DIGITAL LIBRARY
USING PUSH TECHNOLOGY FOR MAINTAINING PROFICIENCY AND PROMOTING A GROWTH MINDSET IN A STEM COURSE
Arizona State University (UNITED STATES)
About this paper:
Appears in: ICERI2020 Proceedings
Publication year: 2020
Pages: 8626-8631
ISBN: 978-84-09-24232-0
ISSN: 2340-1095
doi: 10.21125/iceri.2020.1914
Conference name: 13th annual International Conference of Education, Research and Innovation
Dates: 9-10 November, 2020
Location: Online Conference
Abstract:
Just like physical skills, cognitive skills grow rusty over time unless they are regularly used and practiced. This means that school breaks can have quite negative consequences on student learning. Indeed, by a conservative estimate, summer vacation sets K-12 students back by one month of instruction; that is, it causes them to lose one month of grade-level equivalent skills relative to national norms. Although this “summer gap” effect has been documented for many school subjects, it is most pronounced for mathematics which requires a strong foundation of prior knowledge. And the summer gap effect extends into higher education too. We now know that having breaks between sequential closely related mathematics courses significantly lowers performance in the second course at the university level. How can we bridge the gap between courses and stem the loss of learning over school breaks for students who have busy lives and do not wish to spend their breaks from school studying and preparing for the upcoming semester?

The Keeping in School Shape (KiSS) intervention is an engaging, innovative and cost-effective program that uses push technology to help students maintain proficiency over breaks from school, while also promoting a growth mindset. Theoretically, the KiSS program draws on the well-documented benefits of retrieval practice – the notion that recalling previously material is a very effective way of maintaining cognitive performance. The KiSS program embodies retrieval practice by sending students a multiple-choice mathematics question daily via text messaging. The problems are chosen specifically to be skills that are requisite for success in the course following the break from school. After judging their confidence in being able to solve the daily problem and responding with an answer choice, students receive feedback on their response and access to a solution. The feedback is designed to support a growth mindset and encourage students to persist and challenge themselves.
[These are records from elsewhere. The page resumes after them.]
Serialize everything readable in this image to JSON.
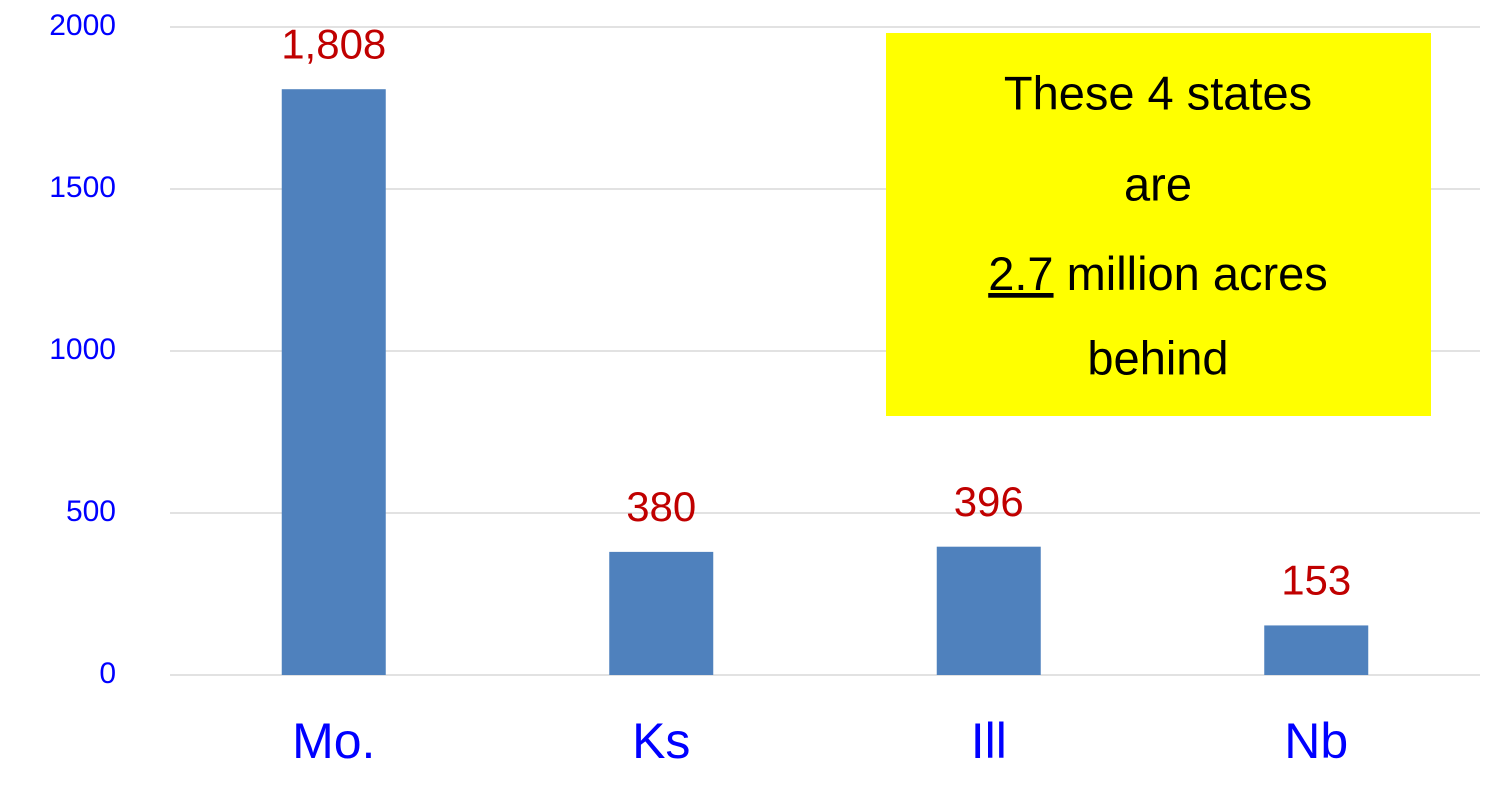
{
  "chart_data": {
    "type": "bar",
    "categories": [
      "Mo.",
      "Ks",
      "Ill",
      "Nb"
    ],
    "values": [
      1808,
      380,
      396,
      153
    ],
    "value_labels": [
      "1,808",
      "380",
      "396",
      "153"
    ],
    "color": "#4f81bd",
    "ylim": [
      0,
      2000
    ],
    "yticks": [
      0,
      500,
      1000,
      1500,
      2000
    ],
    "grid": true,
    "annotation": {
      "line1": "These 4 states",
      "line2": "are",
      "emphasis": "2.7",
      "line3": "million acres",
      "line4": "behind"
    }
  }
}
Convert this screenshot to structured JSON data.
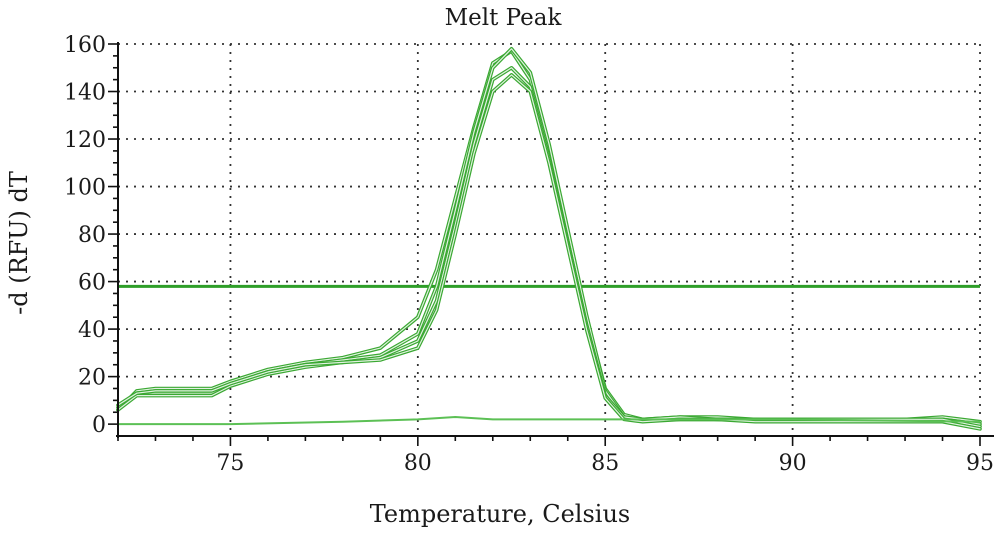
{
  "chart_data": {
    "type": "line",
    "title": "Melt Peak",
    "xlabel": "Temperature, Celsius",
    "ylabel": "-d (RFU) dT",
    "xlim": [
      72,
      95
    ],
    "ylim": [
      -5,
      160
    ],
    "x_ticks": [
      75,
      80,
      85,
      90,
      95
    ],
    "y_ticks": [
      0,
      20,
      40,
      60,
      80,
      100,
      120,
      140,
      160
    ],
    "grid": true,
    "threshold": 58,
    "colors": {
      "series": "#3aa832",
      "threshold": "#2e9e28",
      "baseline": "#5cc055",
      "grid": "#333333",
      "axis": "#111111"
    },
    "series": [
      {
        "x": [
          72,
          72.5,
          73,
          74,
          74.5,
          75,
          76,
          77,
          78,
          79,
          80,
          80.5,
          81,
          81.5,
          82,
          82.5,
          83,
          83.5,
          84,
          84.5,
          85,
          85.5,
          86,
          87,
          88,
          89,
          90,
          91,
          92,
          93,
          94,
          95
        ],
        "y": [
          6,
          14,
          15,
          15,
          15,
          18,
          23,
          26,
          28,
          32,
          45,
          65,
          95,
          125,
          152,
          157,
          145,
          115,
          80,
          45,
          15,
          4,
          2,
          3,
          3,
          2,
          2,
          2,
          2,
          2,
          3,
          1
        ]
      },
      {
        "x": [
          72,
          72.5,
          73,
          74,
          74.5,
          75,
          76,
          77,
          78,
          79,
          80,
          80.5,
          81,
          81.5,
          82,
          82.5,
          83,
          83.5,
          84,
          84.5,
          85,
          85.5,
          86,
          87,
          88,
          89,
          90,
          91,
          92,
          93,
          94,
          95
        ],
        "y": [
          7,
          13,
          13,
          13,
          13,
          17,
          22,
          25,
          27,
          29,
          38,
          58,
          90,
          123,
          150,
          158,
          148,
          118,
          82,
          46,
          14,
          3,
          2,
          2,
          2,
          2,
          1,
          1,
          1,
          2,
          2,
          0
        ]
      },
      {
        "x": [
          72,
          72.5,
          73,
          74,
          74.5,
          75,
          76,
          77,
          78,
          79,
          80,
          80.5,
          81,
          81.5,
          82,
          82.5,
          83,
          83.5,
          84,
          84.5,
          85,
          85.5,
          86,
          87,
          88,
          89,
          90,
          91,
          92,
          93,
          94,
          95
        ],
        "y": [
          6,
          12,
          12,
          12,
          12,
          16,
          21,
          24,
          26,
          28,
          35,
          52,
          84,
          118,
          145,
          150,
          142,
          112,
          77,
          42,
          12,
          3,
          2,
          3,
          2,
          2,
          2,
          2,
          2,
          2,
          2,
          -1
        ]
      },
      {
        "x": [
          72,
          72.5,
          73,
          74,
          74.5,
          75,
          76,
          77,
          78,
          79,
          80,
          80.5,
          81,
          81.5,
          82,
          82.5,
          83,
          83.5,
          84,
          84.5,
          85,
          85.5,
          86,
          87,
          88,
          89,
          90,
          91,
          92,
          93,
          94,
          95
        ],
        "y": [
          8,
          13,
          14,
          14,
          14,
          17,
          22,
          25,
          26,
          27,
          32,
          48,
          80,
          114,
          140,
          147,
          140,
          110,
          75,
          40,
          11,
          2,
          1,
          2,
          2,
          1,
          1,
          1,
          1,
          1,
          1,
          -2
        ]
      },
      {
        "x": [
          72,
          75,
          78,
          80,
          81,
          82,
          85,
          86,
          90,
          95
        ],
        "y": [
          0,
          0,
          1,
          2,
          3,
          2,
          2,
          2,
          2,
          1
        ]
      }
    ]
  }
}
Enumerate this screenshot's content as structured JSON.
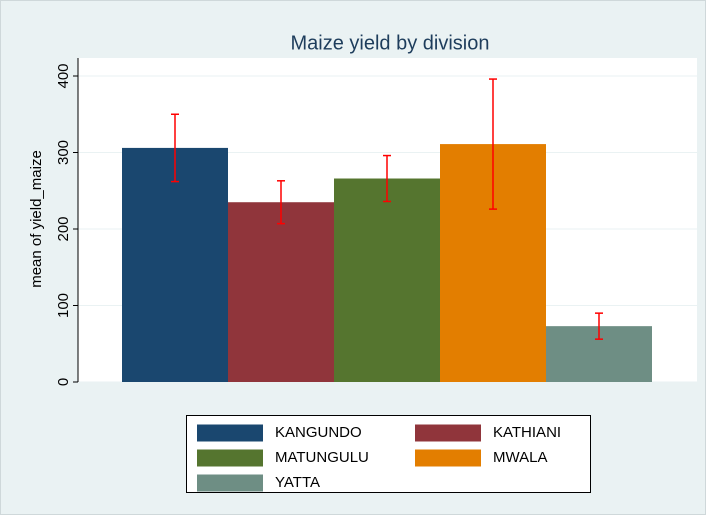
{
  "chart_data": {
    "type": "bar",
    "title": "Maize yield by division",
    "y_label": "mean of yield_maize",
    "series": [
      {
        "name": "KANGUNDO",
        "color": "#1a476f",
        "values": [
          306
        ],
        "errors": [
          44
        ]
      },
      {
        "name": "KATHIANI",
        "color": "#90353b",
        "values": [
          235
        ],
        "errors": [
          28
        ]
      },
      {
        "name": "MATUNGULU",
        "color": "#55752f",
        "values": [
          266
        ],
        "errors": [
          30
        ]
      },
      {
        "name": "MWALA",
        "color": "#e37e00",
        "values": [
          311
        ],
        "errors": [
          85
        ]
      },
      {
        "name": "YATTA",
        "color": "#6e8e84",
        "values": [
          73
        ],
        "errors": [
          17
        ]
      }
    ],
    "error_color": "#ff0000",
    "ylim": [
      0,
      400
    ],
    "yticks": [
      0,
      100,
      200,
      300,
      400
    ],
    "grid": true
  }
}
In this talk, I discuss the evolution of the KiSS intervention over several iterations and share results of its implementation at a large university in the US. Measures include participation amounts and patterns, confidence ratings, and accuracy. In addition, I will share feedback from a survey delivered to students who were participating in the program as a lead in to a discussion of future design and development decisions.
Keywords:
Push technology, retrieval practice, student engagement, mathematics learning, summer slide.